Las cosas cambian. Las situaciones también y las decisiones parecido. Recuerdo que el año pasado dije: "En dos años allí estaré" Ahora, a falta de un año para mi partida, me da miedo decirte que en realidad me quiero ir más lejos. No quiero perderte ahora, pero temo que si te lo digo decidas tirar todo por lo que he luchado. Quiero huir, empezar una nueva vida sin que nadie me conozca, poderme mostrar tal como soy sin pensar en el "qué dirán" y eso a 68 km's de mi casa es imposible. Me duele muchísimo, pronto llegará el momento de decirtelo, de contarte que no estaré a tu lado, que nada será como estamos soñando, que luchamos por algo imposible. Pero tengo miedo, miedo de perderte y que no quieras volver a verme. Que los "Buenos días" vía whatsapp se terminen, que cada palabra bonita se desvanezca. Pero llegará ese momento, aunque me duela.

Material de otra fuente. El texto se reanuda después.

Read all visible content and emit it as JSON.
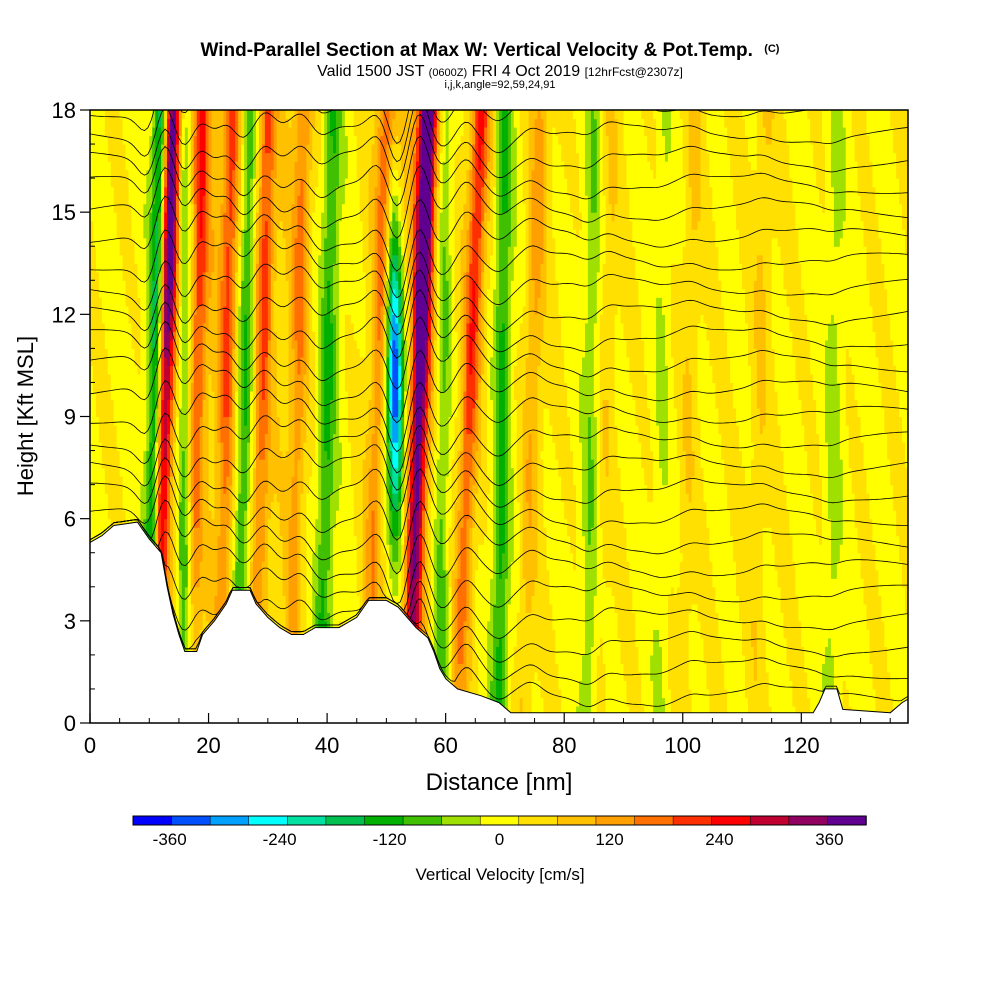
{
  "chart_data": {
    "type": "heatmap",
    "title": "Wind-Parallel Section at Max W: Vertical Velocity & Pot.Temp.",
    "title_suffix": "(C)",
    "subtitle_parts": [
      "Valid 1500 JST",
      "(0600Z)",
      "FRI 4 Oct 2019",
      "[12hrFcst@2307z]"
    ],
    "subtitle2": "i,j,k,angle=92,59,24,91",
    "xlabel": "Distance [nm]",
    "ylabel": "Height [Kft MSL]",
    "xlim": [
      0,
      138
    ],
    "ylim": [
      0,
      18
    ],
    "x_ticks": [
      0,
      20,
      40,
      60,
      80,
      100,
      120
    ],
    "y_ticks": [
      0,
      3,
      6,
      9,
      12,
      15,
      18
    ],
    "grid": false,
    "colorbar": {
      "label": "Vertical Velocity [cm/s]",
      "ticks": [
        -360,
        -240,
        -120,
        0,
        120,
        240,
        360
      ],
      "vmin": -400,
      "vmax": 400,
      "colors": [
        "#0000ff",
        "#0050ff",
        "#00a0ff",
        "#00ffff",
        "#00e0a0",
        "#00c050",
        "#00b000",
        "#40c000",
        "#a0e000",
        "#ffff00",
        "#ffe000",
        "#ffc000",
        "#ffa000",
        "#ff7000",
        "#ff3000",
        "#ff0000",
        "#c00030",
        "#900060",
        "#600090"
      ]
    },
    "updraft_bands": [
      {
        "x_base": 11,
        "x_top": 14,
        "w": 350
      },
      {
        "x_base": 17,
        "x_top": 19,
        "w": 160
      },
      {
        "x_base": 22,
        "x_top": 24,
        "w": 150
      },
      {
        "x_base": 28,
        "x_top": 30,
        "w": 150
      },
      {
        "x_base": 34,
        "x_top": 36,
        "w": 110
      },
      {
        "x_base": 47,
        "x_top": 50,
        "w": 140
      },
      {
        "x_base": 54,
        "x_top": 57,
        "w": 370
      },
      {
        "x_base": 62,
        "x_top": 66,
        "w": 170
      },
      {
        "x_base": 73,
        "x_top": 76,
        "w": 80
      },
      {
        "x_base": 86,
        "x_top": 88,
        "w": 40
      },
      {
        "x_base": 100,
        "x_top": 102,
        "w": 40
      },
      {
        "x_base": 112,
        "x_top": 114,
        "w": 40
      }
    ],
    "downdraft_bands": [
      {
        "x_base": 10,
        "x_top": 12,
        "w": -220
      },
      {
        "x_base": 16,
        "x_top": 16,
        "w": -120
      },
      {
        "x_base": 25,
        "x_top": 27,
        "w": -120
      },
      {
        "x_base": 39,
        "x_top": 41,
        "w": -100
      },
      {
        "x_base": 52,
        "x_top": 51,
        "w": -330
      },
      {
        "x_base": 59,
        "x_top": 60,
        "w": -90
      },
      {
        "x_base": 69,
        "x_top": 70,
        "w": -110
      },
      {
        "x_base": 84,
        "x_top": 85,
        "w": -60
      },
      {
        "x_base": 96,
        "x_top": 97,
        "w": -30
      },
      {
        "x_base": 125,
        "x_top": 126,
        "w": -40
      }
    ],
    "terrain": [
      [
        0,
        5.3
      ],
      [
        2,
        5.5
      ],
      [
        4,
        5.8
      ],
      [
        8,
        5.9
      ],
      [
        10,
        5.4
      ],
      [
        12,
        5.0
      ],
      [
        13,
        4.0
      ],
      [
        14,
        3.2
      ],
      [
        15,
        2.6
      ],
      [
        16,
        2.1
      ],
      [
        18,
        2.1
      ],
      [
        19,
        2.6
      ],
      [
        21,
        3.0
      ],
      [
        23,
        3.5
      ],
      [
        24,
        3.9
      ],
      [
        27,
        3.9
      ],
      [
        28,
        3.5
      ],
      [
        30,
        3.1
      ],
      [
        32,
        2.8
      ],
      [
        34,
        2.6
      ],
      [
        36,
        2.6
      ],
      [
        38,
        2.8
      ],
      [
        42,
        2.8
      ],
      [
        45,
        3.1
      ],
      [
        47,
        3.6
      ],
      [
        50,
        3.6
      ],
      [
        52,
        3.4
      ],
      [
        54,
        3.0
      ],
      [
        55,
        2.8
      ],
      [
        57,
        2.5
      ],
      [
        58,
        2.1
      ],
      [
        59,
        1.6
      ],
      [
        60,
        1.3
      ],
      [
        62,
        1.0
      ],
      [
        66,
        0.8
      ],
      [
        69,
        0.6
      ],
      [
        71,
        0.3
      ],
      [
        85,
        0.3
      ],
      [
        88,
        0.3
      ],
      [
        122,
        0.3
      ],
      [
        123,
        0.6
      ],
      [
        124,
        1.0
      ],
      [
        126,
        1.0
      ],
      [
        127,
        0.4
      ],
      [
        135,
        0.3
      ],
      [
        137,
        0.6
      ],
      [
        138,
        0.7
      ]
    ]
  }
}
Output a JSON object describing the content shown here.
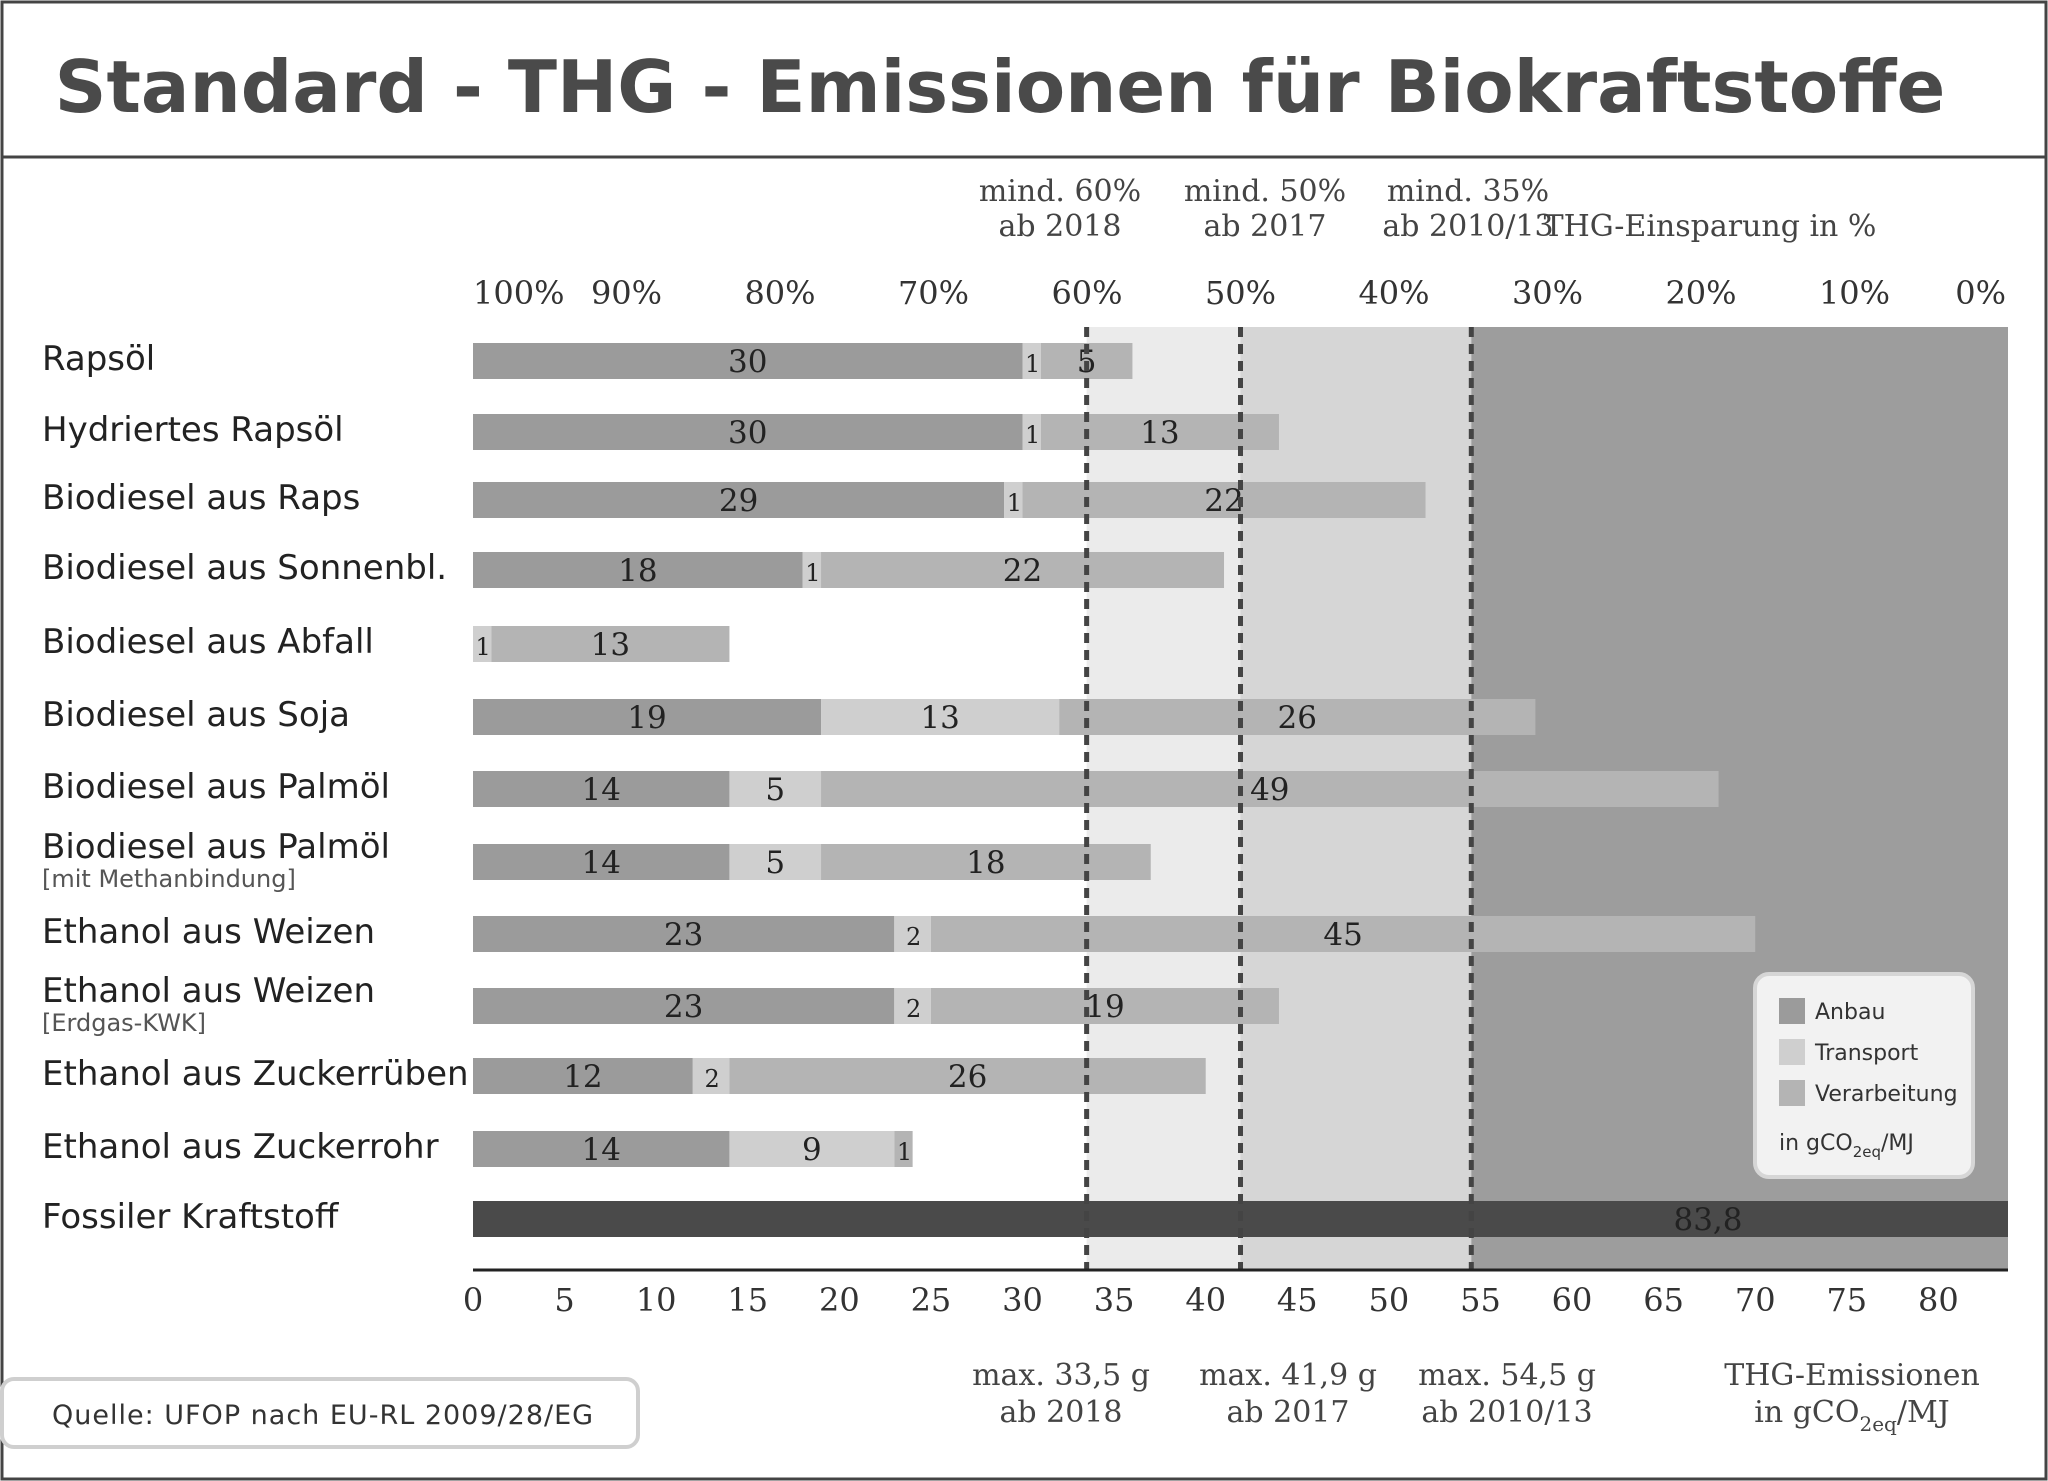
{
  "title": "Standard - THG - Emissionen für Biokraftstoffe",
  "source_text": "Quelle: UFOP nach EU-RL 2009/28/EG",
  "top_axis_title": "THG-Einsparung in %",
  "top_axis_ticks": [
    "100%",
    "90%",
    "80%",
    "70%",
    "60%",
    "50%",
    "40%",
    "30%",
    "20%",
    "10%",
    "0%"
  ],
  "bottom_axis_title_line1": "THG-Emissionen",
  "bottom_axis_title_line2_pre": "in gCO",
  "bottom_axis_title_line2_sub": "2eq",
  "bottom_axis_title_line2_post": "/MJ",
  "bottom_axis_ticks": [
    "0",
    "5",
    "10",
    "15",
    "20",
    "25",
    "30",
    "35",
    "40",
    "45",
    "50",
    "55",
    "60",
    "65",
    "70",
    "75",
    "80"
  ],
  "thresholds": [
    {
      "value": 33.5,
      "top_line1": "mind. 60%",
      "top_line2": "ab 2018",
      "bottom_line1": "max. 33,5 g",
      "bottom_line2": "ab 2018"
    },
    {
      "value": 41.9,
      "top_line1": "mind. 50%",
      "top_line2": "ab 2017",
      "bottom_line1": "max. 41,9 g",
      "bottom_line2": "ab 2017"
    },
    {
      "value": 54.5,
      "top_line1": "mind. 35%",
      "top_line2": "ab 2010/13",
      "bottom_line1": "max. 54,5 g",
      "bottom_line2": "ab 2010/13"
    }
  ],
  "legend": {
    "items": [
      "Anbau",
      "Transport",
      "Verarbeitung"
    ],
    "unit_pre": "in gCO",
    "unit_sub": "2eq",
    "unit_post": "/MJ"
  },
  "colors": {
    "anbau": "#9b9b9b",
    "transport": "#cfcfcf",
    "verarbeitung": "#b4b4b4",
    "fossil": "#4a4a4a",
    "zone_60_50": "#ebebeb",
    "zone_50_35": "#d6d6d6",
    "zone_35_0": "#9d9d9d",
    "text": "#333333",
    "frame": "#444444"
  },
  "chart_data": {
    "type": "bar",
    "orientation": "horizontal",
    "stacked": true,
    "title": "Standard - THG - Emissionen für Biokraftstoffe",
    "xlabel": "THG-Emissionen in gCO2eq/MJ",
    "x2label": "THG-Einsparung in %",
    "xlim": [
      0,
      83.8
    ],
    "categories": [
      {
        "label": "Rapsöl",
        "sublabel": ""
      },
      {
        "label": "Hydriertes Rapsöl",
        "sublabel": ""
      },
      {
        "label": "Biodiesel aus Raps",
        "sublabel": ""
      },
      {
        "label": "Biodiesel aus Sonnenbl.",
        "sublabel": ""
      },
      {
        "label": "Biodiesel aus Abfall",
        "sublabel": ""
      },
      {
        "label": "Biodiesel aus Soja",
        "sublabel": ""
      },
      {
        "label": "Biodiesel aus Palmöl",
        "sublabel": ""
      },
      {
        "label": "Biodiesel aus Palmöl",
        "sublabel": "[mit Methanbindung]"
      },
      {
        "label": "Ethanol aus Weizen",
        "sublabel": ""
      },
      {
        "label": "Ethanol aus Weizen",
        "sublabel": "[Erdgas-KWK]"
      },
      {
        "label": "Ethanol aus Zuckerrüben",
        "sublabel": ""
      },
      {
        "label": "Ethanol aus Zuckerrohr",
        "sublabel": ""
      },
      {
        "label": "Fossiler Kraftstoff",
        "sublabel": ""
      }
    ],
    "series": [
      {
        "name": "Anbau",
        "values": [
          30,
          30,
          29,
          18,
          0,
          19,
          14,
          14,
          23,
          23,
          12,
          14,
          null
        ]
      },
      {
        "name": "Transport",
        "values": [
          1,
          1,
          1,
          1,
          1,
          13,
          5,
          5,
          2,
          2,
          2,
          9,
          null
        ]
      },
      {
        "name": "Verarbeitung",
        "values": [
          5,
          13,
          22,
          22,
          13,
          26,
          49,
          18,
          45,
          19,
          26,
          1,
          null
        ]
      }
    ],
    "segment_labels": [
      [
        "30",
        "1",
        "5"
      ],
      [
        "30",
        "1",
        "13"
      ],
      [
        "29",
        "1",
        "22"
      ],
      [
        "18",
        "1",
        "22"
      ],
      [
        "",
        "1",
        "13"
      ],
      [
        "19",
        "13",
        "26"
      ],
      [
        "14",
        "5",
        "49"
      ],
      [
        "14",
        "5",
        "18"
      ],
      [
        "23",
        "2",
        "45"
      ],
      [
        "23",
        "2",
        "19"
      ],
      [
        "12",
        "2",
        "26"
      ],
      [
        "14",
        "9",
        "1"
      ]
    ],
    "fossil": {
      "value": 83.8,
      "label": "83,8"
    }
  }
}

martes, 28 de agosto de 2012

Nada es lo que dice ser

No es oro todo lo que reluce, ni lo bueno es totalmente bueno ni lo malo es lo peor. Nada es lo que parece ser. Pero... ¿Hasta que punto? Una amistad que queda dañada por "vivir al límite", un amor que se rompe por el "qué dirán", una conversación, una mirada, una lágrima y una sonrisa, tienen tantos significados que no sabemos ni que hacer cuando las vemos. Porque, a veces, nuestros impulsos nos llevan, en determinadas situaciones, a hacer cosas que no queremos o a marcar una amistad. ¿Errores? Si, pero errores que matan.

sábado, 25 de agosto de 2012

Taizé- Una comunidad, una nueva vida

Bajo el gran techo en forma de ficha de trivial, influenciada por el sonido de las voces de los componentes del coro, acompañada de la tenue luz, y de muchas personas... En este entorno de meditación y paz, dentro de las tierras de la humilde comunidad de Taizé, en la última noche, los recuerdos inundan mi mente. Recuerdo mi caos cerebral al llegar aquí, mi gran problema con el idioma se hacía notar aún más que en España. El horrible puré de patata de esa cena. Las oraciones con su silencio, tres mil personas de todo el mundo unidas por lo mismo: Dios. El camino hacia una nueva solidaridad, la simpatía. El grupo de iniciación biblica, ¡qué digo! mi gran grupo de iniciación biblica, esas nueve personas que con sus pensamientos y opiniones han abierto mi mente toda esta semana, haciendome ver que no todo lo que a mi me pasa es de lo malo, lo peor. Cada una de sus sonrisas, cada broma, juego... Las personas que me han traido hasta este lugar, a todas ellas: GRACIAS. Porque es difícil explicar todo lo que se siente, porque para entenderlo hay que vivirlo. El hecho de ver como Cristo se encuentra reflejado en lo más simple: En el "bona peti" de la persona que te sirve, en una sonrisa, en un "Merci". El Espíritu habla, y lo hace en formas totalmente diferentes. Es complicado no sacar una sonrisa o no sentirse querido con los "Free Hugs" Gracias a todas las personas que de una manera u otra han intercedido en que esta semana sea inolvidable; al hermano Roger, a quien un día se le ocurrió llamar a los jóvenes; a todos y cada uno de los hermanos de esta comunidad; a cada joven que ha compartido esta semana. Porque Cristo está en lo sencillo, Cristo está en nosotros.